If the community decides to leave, it won't be because of API pricing, it'll be because the content and spaces they used to enjoy were taken offline because of a minority of moderators.
Moderators and content creators. The majority of Reddit users are lurkers. They never contribute anything, they don’t even comment.
The people who post all the links, all the pictures, all the text posts, all the most valuable comments (as opposed to the drive-by meme comments), these are the people most pissed off at Reddit. When Reddit loses them they will have nothing left.
All those lurker eyeballs they want to monetize will leave because they have nothing to look at.
I think you didn't see the amount of popular support these actions had. Many subreddits put it to a vote to go dark or not. The ones I am a part of were 90%+ in support.
If "the community" is upset at the moderators, they can take solace in the fact that the communities are almost certainly coming back - it's just a matter of if it's under new management or not.
The real question will be if that new management is up to the task, and somehow, I feel like trying to scrape together a new mod team for thousands of subreddits on short notice is not going to work out like they had hoped.
I looked at one reddit: r/science. That is blockaded now. A 'private community'. This is (was) an aggregator of SCIENCE news and information. How does blocking the flow of potentially life-saving information help "the cause"?
I left precisely because of API pricing. I'm not using Reddit's shitty mobile app. I see the writing on the wall. old.reddit.com will be gone within a few years along with RES. I won't suffer that.
I mean if they follow your plan and replace the moderators of the subreddits I enjoy then I'm done with Reddit. Reddit can't expect to freeride off various communities and then kick out mods without a reasonable excuse, and this definitely does not classify.
And if they allow popular subreddits to remain private indefinitely then a lot more users will leave than just the ones who oppose the API changes. Better to force communities back open and let the most obstinate users leave than keep them private to satisfy the feelings of that obnoxious minority.
The most 'obstinate' users are the content creators and people actually driving those Reddits. I would hope you're familiar from the history of social media websites what happens when you drive out the users creating content.
People love a good bandwagon too, this will live or die by the PR it gets. People will leave if their favourite community gets messed with and the messaging falls flat, given how tone deaf they have been so far the odds of that are high.
I don't think everyone leaves en masse but I do expect a pretty big impact already, and considering they're attempting to IPO I doubt any of this is a good look.
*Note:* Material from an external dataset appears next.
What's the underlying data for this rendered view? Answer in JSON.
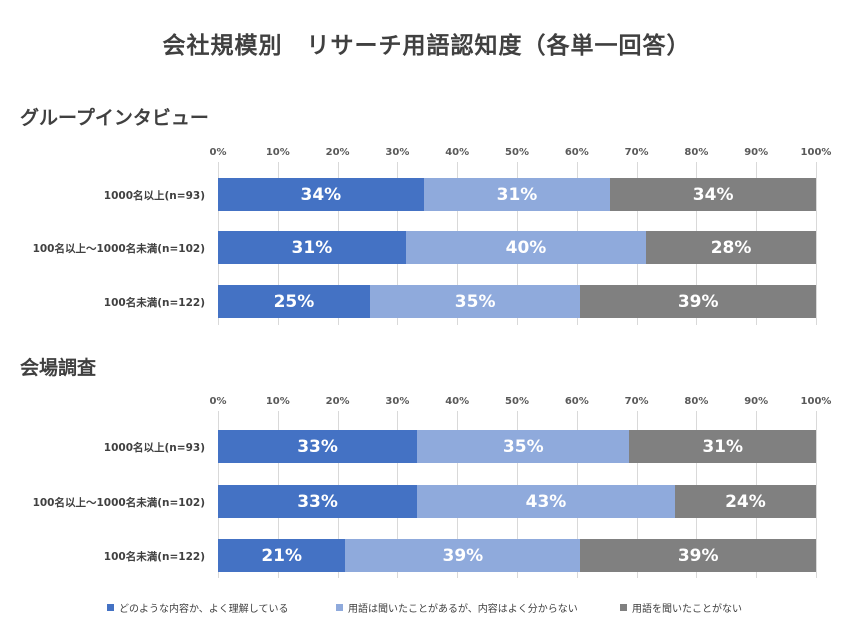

Force communities back open, how? I've read countless comments over the past few days about how Reddit can just reopen all the privated subreddits with new moderators, without explaining where those new moderators were going to come from.
Curating and maintaining a community takes a LOT of effort, and I'm not convinced it's that easy to find people willing to do it for free. Just think about open source projects and how many have died when the sole maintainer called it quits.
Which happened because of API pricing? The moderators are why the community works at all at this scale. They're also how reddit makes the site palatable to advertisers. That's just the current controversy anyway, Reddit inc has been making numerous user hostile choices and their choice to push third party apps away is clearly not for the benefit of the community.
The people who post all the links, all the pictures, all the text posts, all the most valuable comments (as opposed to the drive-by meme comments), these are the people most pissed off at Reddit. When Reddit loses them they will have nothing left.
All those lurker eyeballs they want to monetize will leave because they have nothing to look at.